We have reviewed IP Australia’s full response to the public consultation and set out what you need to know, below.

What is phase 1?

IP Australia says phase 1 aims to deliver early benefits to designers. Phase 2 will then be a holistic review of the design system overall which will consider broad and longer-term reforms.

Which proposals will progress in phase 1?

  • 12-month grace period – IP Australia intends to introduce an automatic 12-month grace period from a design’s priority date. In practice, this will mean that any self-disclosure within 12 months of a design’s priority date will not invalidate the design.
  • Prior use exemption – A prior use exemption to infringement, like that captured in section 119 of the Patents Act 1990, will be introduced. This will protect third parties against inadvertently infringing someone else’s registered design if the third party started using its design before the priority date of the registered design.
  • Clarification of ‘informed user’ – Section 19(4) of the Designs Act 2003 (the Act) specifies that, when assessing whether a design is substantially similar in overall impression to another design, the person making the decision must apply the standard of the ‘informed user’. In practice, there has been some uncertainty as to whether the ‘informed user’ must be an actual user of the product in question or whether it need only be someone familiar with the product. IP Australia proposes to amend the Act to clarify that the ‘informed user’ need not be an actual user of the product. This will reflect the approach taken by the courts.
  • Removal of publication option – There will no longer be an option to merely publish a design, without registering it.
  • Automatic request to register – The requirement to request registration of a design will be removed. Instead, a request for registration will automatically be made six months after filing the application.
  • No infringement prior to publication – IP Australia notes that currently, an innocent infringer can receive relief if they are unaware a design is registered at the time of infringement and has taken all relevant steps to ascertain whether it is registered. However, use that occurs between the filing and registration date has been held to be ineligible.
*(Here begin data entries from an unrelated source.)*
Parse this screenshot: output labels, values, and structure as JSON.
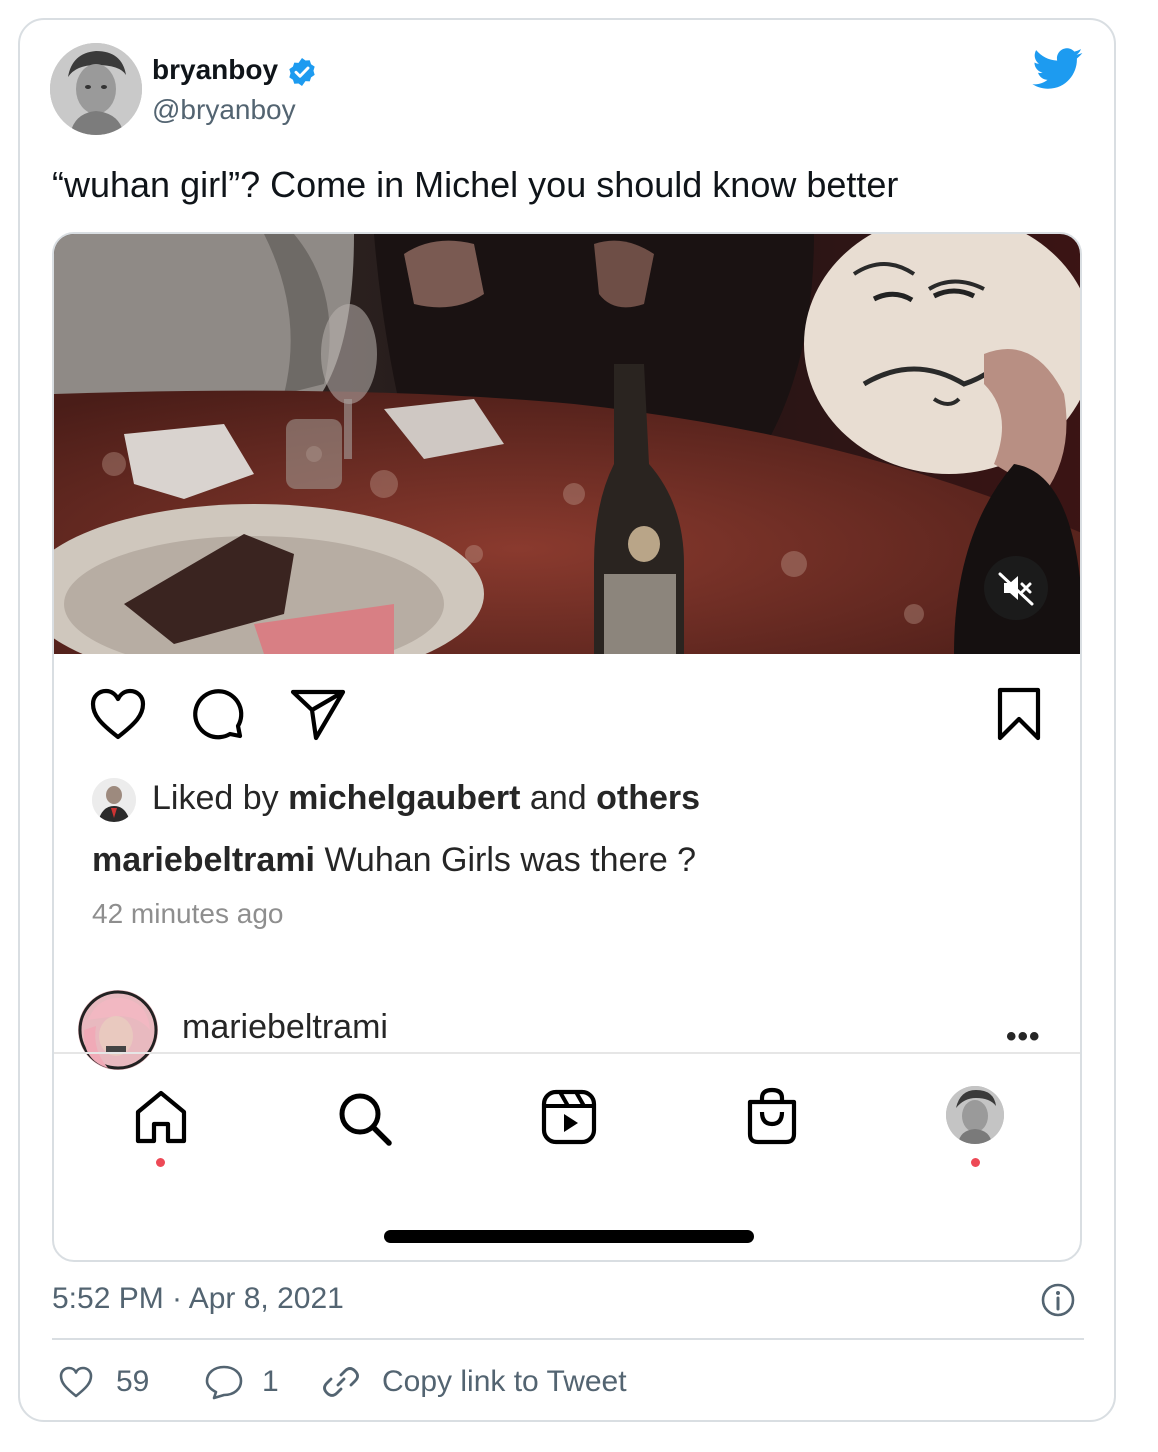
{
  "tweet": {
    "author_name": "bryanboy",
    "author_handle": "@bryanboy",
    "text": "“wuhan girl”? Come in Michel you should know better",
    "timestamp": "5:52 PM · Apr 8, 2021",
    "likes": "59",
    "replies": "1",
    "copy_link_label": "Copy link to Tweet",
    "brand_color": "#1d9bf0"
  },
  "instagram_post": {
    "liked_by_prefix": "Liked by ",
    "liked_by_user": "michelgaubert",
    "liked_by_and": " and ",
    "liked_by_others": "others",
    "caption_user": "mariebeltrami",
    "caption_text": " Wuhan Girls was there ?",
    "time_ago": "42 minutes ago",
    "profile_username": "mariebeltrami",
    "more_label": "•••",
    "notification_color": "#ed4956"
  },
  "icons": {
    "heart": "heart-icon",
    "comment": "comment-icon",
    "share": "share-icon",
    "bookmark": "bookmark-icon",
    "home": "home-icon",
    "search": "search-icon",
    "reels": "reels-icon",
    "shop": "shop-icon",
    "mute": "mute-icon",
    "info": "info-icon",
    "link": "link-icon",
    "verified": "verified-badge-icon",
    "twitter": "twitter-bird-icon"
  }
}
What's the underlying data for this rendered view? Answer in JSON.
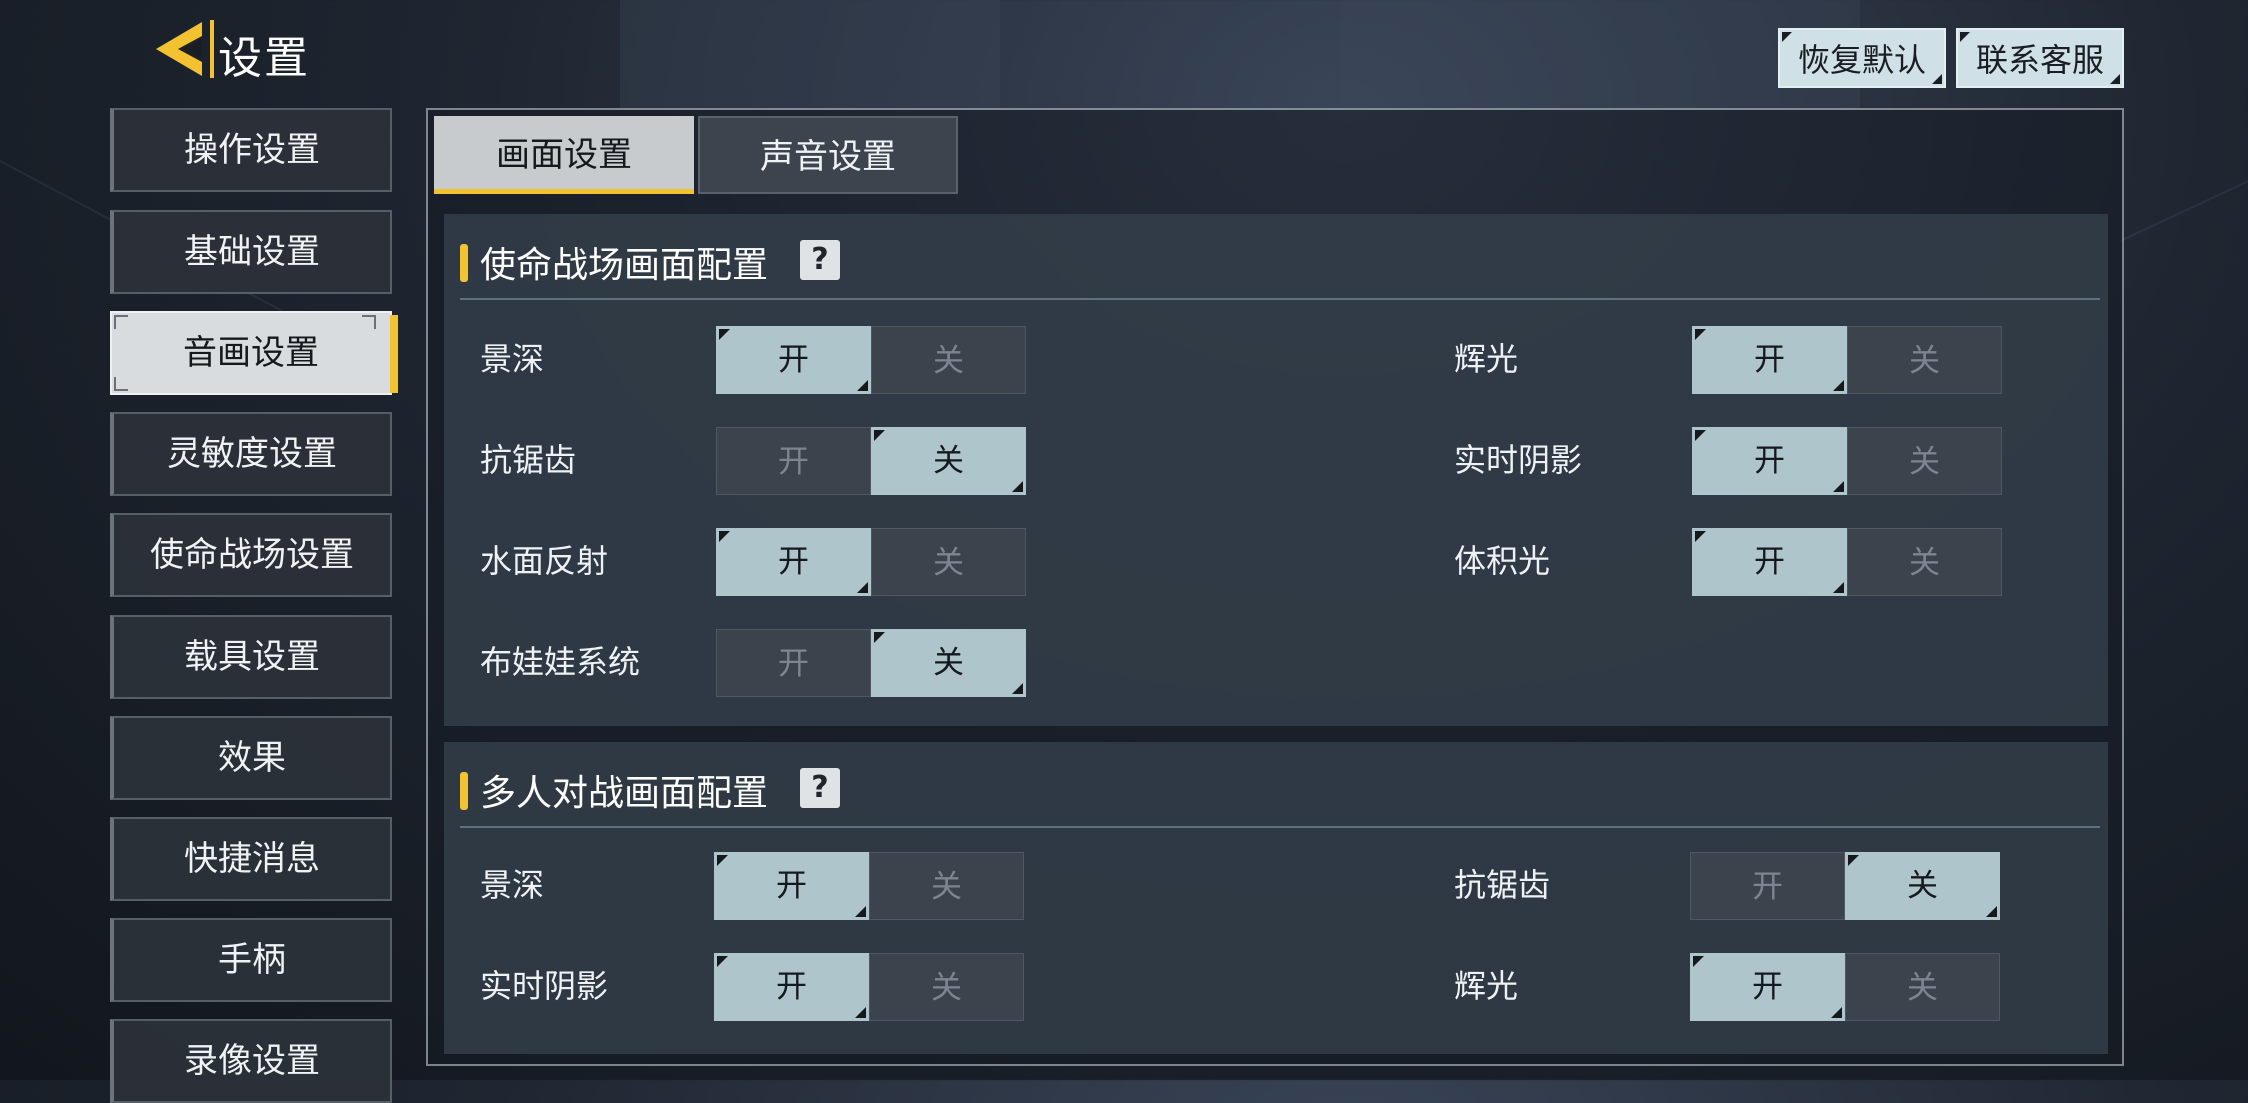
{
  "header": {
    "title": "设置",
    "restore_default": "恢复默认",
    "contact_support": "联系客服"
  },
  "sidebar": {
    "items": [
      {
        "label": "操作设置"
      },
      {
        "label": "基础设置"
      },
      {
        "label": "音画设置"
      },
      {
        "label": "灵敏度设置"
      },
      {
        "label": "使命战场设置"
      },
      {
        "label": "载具设置"
      },
      {
        "label": "效果"
      },
      {
        "label": "快捷消息"
      },
      {
        "label": "手柄"
      },
      {
        "label": "录像设置"
      }
    ],
    "active": "音画设置"
  },
  "tabs": [
    {
      "label": "画面设置",
      "active": true
    },
    {
      "label": "声音设置",
      "active": false
    }
  ],
  "sections": [
    {
      "title": "使命战场画面配置",
      "help": "?",
      "settings": [
        {
          "label": "景深",
          "on": "开",
          "off": "关",
          "value": "开"
        },
        {
          "label": "辉光",
          "on": "开",
          "off": "关",
          "value": "开"
        },
        {
          "label": "抗锯齿",
          "on": "开",
          "off": "关",
          "value": "关"
        },
        {
          "label": "实时阴影",
          "on": "开",
          "off": "关",
          "value": "开"
        },
        {
          "label": "水面反射",
          "on": "开",
          "off": "关",
          "value": "开"
        },
        {
          "label": "体积光",
          "on": "开",
          "off": "关",
          "value": "开"
        },
        {
          "label": "布娃娃系统",
          "on": "开",
          "off": "关",
          "value": "关"
        }
      ]
    },
    {
      "title": "多人对战画面配置",
      "help": "?",
      "settings": [
        {
          "label": "景深",
          "on": "开",
          "off": "关",
          "value": "开"
        },
        {
          "label": "抗锯齿",
          "on": "开",
          "off": "关",
          "value": "关"
        },
        {
          "label": "实时阴影",
          "on": "开",
          "off": "关",
          "value": "开"
        },
        {
          "label": "辉光",
          "on": "开",
          "off": "关",
          "value": "开"
        }
      ]
    }
  ],
  "colors": {
    "accent_yellow": "#f2c230",
    "toggle_selected": "#aec5cb",
    "toggle_unselected": "#3b434d"
  }
}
To correct this, IP Australia proposes to ensure a design cannot be infringed between the time of filing and registration, that is, prior to publication.

What happens next?

IP Australia intends to release a draft of the legislation implementing these changes for public comment in the second half of 2020.

What about the other proposals?

At this stage, despite being persuaded by feedback submitted by interested parties about some of these proposals, IP Australia has indicated that there will not be any changes made to the protection of partial and virtual designs; deferred publication of designs; nor to use of ‘registered’ and ‘certified’ terminology.